What is the maximum CUDA Stack frame size per Kerenl.

I am working on a Project which uses local arrays of size almost : 135200 Bytes,inside the cuda kernel ;

The problem comes when the application size is increased, which increases the local array size to 320,000 Bytes leading to kernel Launch Failures; Similarly, it happens for other increases in the application sizes.

i have tried not using local arrays, but that increases the computation so much that the speed is almost halved.

I have tried to increase the Stack Size Limit by setting the variable cudaLimitStackSize using the function : cudaDeviceSetLimit, but of no avail.

i have found some comments regarding the matter on : Where does CUDA allocate the stack frame for kernels? - Stack Overflow

But the issue is not getting solved. So any thoughts ?.

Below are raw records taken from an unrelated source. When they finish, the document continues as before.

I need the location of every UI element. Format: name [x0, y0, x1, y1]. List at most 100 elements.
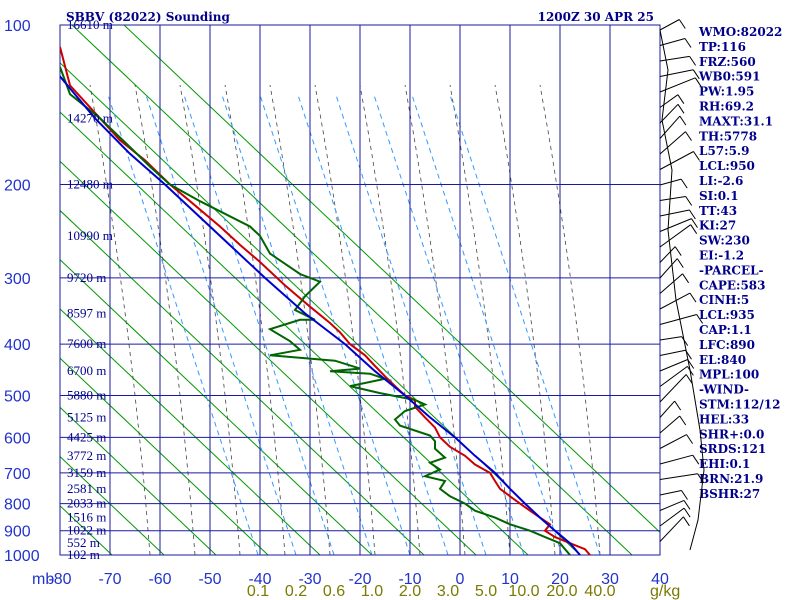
y-tick-label: 200	[4, 178, 31, 195]
wind-barb-flag	[685, 374, 693, 384]
wind-barb-flag	[678, 19, 686, 29]
mixing-ratio-label: 2.0	[399, 583, 421, 600]
index-value: -WIND-	[699, 383, 749, 397]
mixing-ratio-label: 0.6	[323, 583, 345, 600]
wind-barb	[659, 374, 687, 403]
height-label: 2581 m	[67, 481, 106, 496]
wind-barb-flag	[685, 196, 693, 206]
height-label: 4425 m	[67, 429, 106, 444]
mixing-ratio-line	[183, 94, 335, 555]
mixing-ratio-line	[107, 94, 259, 555]
plot-frame	[59, 24, 661, 556]
profile-line-3	[60, 75, 581, 555]
wind-barb	[659, 490, 682, 496]
wind-barb	[659, 473, 698, 480]
height-label: 1516 m	[67, 510, 106, 525]
wind-barb	[659, 246, 676, 263]
wind-barb	[659, 196, 686, 201]
wind-barb-flag	[692, 69, 700, 80]
wind-barb-flag	[689, 56, 697, 66]
x-tick-label: -20	[348, 571, 371, 588]
x-tick-label: 30	[601, 571, 619, 588]
moist-adiabat	[179, 84, 241, 555]
index-value: LCL:950	[699, 159, 755, 173]
y-tick-label: 500	[4, 389, 31, 406]
wind-barb-flag	[686, 366, 694, 376]
height-label: 6700 m	[67, 363, 106, 378]
wind-barb-flag	[681, 336, 689, 346]
height-label: 5880 m	[67, 388, 106, 403]
height-label: 8597 m	[67, 305, 106, 320]
x-tick-label: -10	[398, 571, 421, 588]
index-value: WB0:591	[698, 70, 760, 84]
wind-barb-flag	[680, 178, 688, 189]
height-label: 102 m	[67, 547, 100, 562]
wind-barb	[659, 314, 697, 325]
x-tick-label: -70	[98, 571, 121, 588]
wind-barb-flag	[683, 507, 691, 518]
mixing-ratio-label: 10.0	[508, 583, 539, 600]
mixing-ratio-line	[373, 94, 525, 555]
wind-barb	[659, 434, 687, 449]
dry-adiabat	[123, 25, 660, 533]
wind-barb-flag	[686, 434, 694, 444]
wind-barb-flag	[683, 500, 691, 510]
moist-adiabat	[314, 84, 376, 555]
profile-line-2	[60, 66, 571, 555]
x-tick-label: 20	[551, 571, 569, 588]
x-tick-label: 40	[651, 571, 669, 588]
index-value: LCL:935	[699, 308, 755, 322]
mixing-ratio-label: 5.0	[475, 583, 497, 600]
moist-adiabat	[269, 84, 331, 555]
pressure-temperature-grid	[59, 24, 661, 556]
wind-barb-flag	[674, 246, 682, 256]
index-value: SRDS:121	[699, 442, 766, 456]
moist-adiabat	[494, 84, 556, 555]
height-label: 16610 m	[67, 17, 113, 32]
wind-barb-flag	[697, 473, 705, 483]
wind-barb	[659, 499, 685, 511]
wind-barb	[659, 400, 676, 418]
index-value: CAPE:583	[699, 278, 766, 292]
y-tick-label: 700	[4, 466, 31, 483]
wind-barb	[659, 454, 693, 465]
wind-barb-flag	[687, 359, 695, 369]
x-tick-label: -80	[48, 571, 71, 588]
wind-barb-flag	[684, 38, 692, 48]
mixing-ratio-unit: g/kg	[650, 583, 680, 600]
index-value: MPL:100	[699, 368, 759, 382]
x-tick-label: 0	[456, 571, 465, 588]
mixing-ratio-label: 0.2	[285, 583, 307, 600]
index-value: L57:5.9	[699, 144, 749, 158]
wind-barb	[659, 209, 690, 217]
dry-adiabat	[71, 25, 633, 555]
dry-adiabat	[60, 209, 425, 555]
wind-barb-flag	[677, 104, 685, 114]
profile-lines	[60, 46, 591, 555]
wind-barb	[659, 94, 679, 108]
wind-barb-flag	[681, 490, 688, 500]
mixing-ratio-label: 1.0	[361, 583, 383, 600]
index-value: TH:5778	[699, 129, 757, 143]
wind-barb	[659, 19, 680, 31]
wind-barb-flag	[691, 218, 698, 228]
index-value: CAP:1.1	[699, 323, 752, 337]
index-value: PW:1.95	[699, 85, 754, 99]
y-tick-label: 1000	[4, 548, 40, 565]
index-value: CINH:5	[699, 293, 749, 307]
mixing-ratio-label: 40.0	[584, 583, 615, 600]
index-value: -PARCEL-	[699, 263, 764, 277]
wind-barb-flag	[682, 516, 690, 527]
height-label: 3772 m	[67, 448, 106, 463]
wind-barb-flag	[688, 209, 696, 220]
y-tick-label: 800	[4, 497, 31, 514]
wind-barb	[659, 365, 688, 387]
index-value: TP:116	[699, 40, 746, 54]
y-tick-label: 400	[4, 337, 31, 354]
wind-barb	[659, 516, 684, 542]
x-tick-label: -30	[298, 571, 321, 588]
dry-adiabat	[60, 406, 217, 555]
wind-barb	[659, 55, 690, 62]
wind-barb-flag	[674, 400, 682, 411]
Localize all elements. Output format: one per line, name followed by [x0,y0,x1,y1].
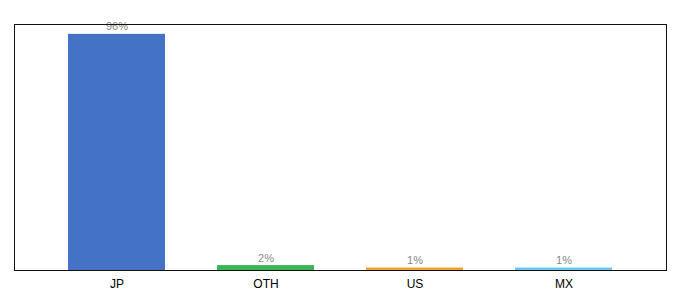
svg-text:1%: 1% [556,254,572,266]
svg-text:US: US [407,277,424,291]
svg-text:JP: JP [110,277,124,291]
svg-text:96%: 96% [106,20,128,32]
svg-text:MX: MX [555,277,573,291]
svg-text:1%: 1% [407,254,423,266]
svg-text:2%: 2% [258,252,274,264]
svg-text:OTH: OTH [253,277,278,291]
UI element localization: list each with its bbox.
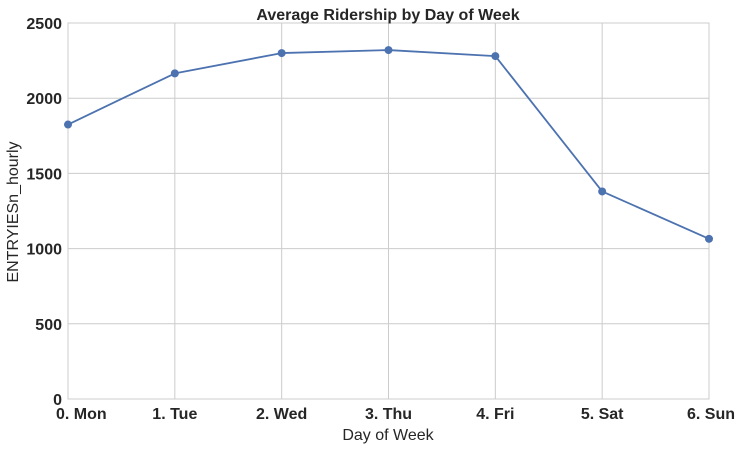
series-layer — [64, 46, 713, 243]
y-axis-ticks: 0 500 1000 1500 2000 2500 — [26, 16, 62, 409]
y-tick-label: 2500 — [26, 16, 62, 33]
plot-area-frame — [67, 22, 710, 400]
y-tick-label: 1000 — [26, 242, 62, 259]
data-point — [64, 120, 72, 129]
data-point — [705, 234, 713, 243]
x-tick-label: 6. Sun — [687, 406, 735, 423]
data-point — [277, 49, 286, 58]
x-tick-label: 1. Tue — [152, 406, 197, 423]
data-point — [598, 187, 607, 196]
y-tick-label: 0 — [53, 392, 62, 409]
y-axis-label: ENTRYIESn_hourly — [5, 141, 22, 282]
y-tick-label: 500 — [35, 317, 62, 334]
data-point — [384, 46, 393, 55]
y-tick-label: 2000 — [26, 91, 62, 108]
data-point — [170, 69, 179, 78]
x-tick-label: 3. Thu — [365, 406, 412, 423]
x-tick-label: 5. Sat — [581, 406, 624, 423]
chart-title: Average Ridership by Day of Week — [256, 7, 519, 24]
y-tick-label: 1500 — [26, 166, 62, 183]
x-tick-label: 4. Fri — [476, 406, 514, 423]
x-tick-label: 2. Wed — [256, 406, 307, 423]
x-axis-label: Day of Week — [342, 427, 434, 444]
x-axis-ticks: 0. Mon 1. Tue 2. Wed 3. Thu 4. Fri 5. Sat 6. S… — [56, 406, 735, 423]
data-point — [491, 52, 500, 61]
x-tick-label: 0. Mon — [56, 406, 107, 423]
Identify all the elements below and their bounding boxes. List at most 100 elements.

The compiler reports stack frame usage on a per-thread basis. The maximum stack frame size per thread for a given GPU is determined by (a) a hard architecture limit on the amount of local memory per thread (b) the amount of available GPU memory.

The architectural limit on the amount of local memory per thread is documented in the programming guide section G.1, table 12.

Available stack frame size per thread can then be approximated by

stack frame size available per thread =
min (amount of local memory per thread as documented in section G.1 table 12,
available GPU memory / number of SMs / maximum resident threads per SM)

The reason this is approximate is because there are various levels of allocation granularity that, best I know, are not documented and may vary from GPU to GPU. I do not know anything about your use case, but in general massive local memory usage would suggest to me that one might want to re-think the mapping of work to the GPU.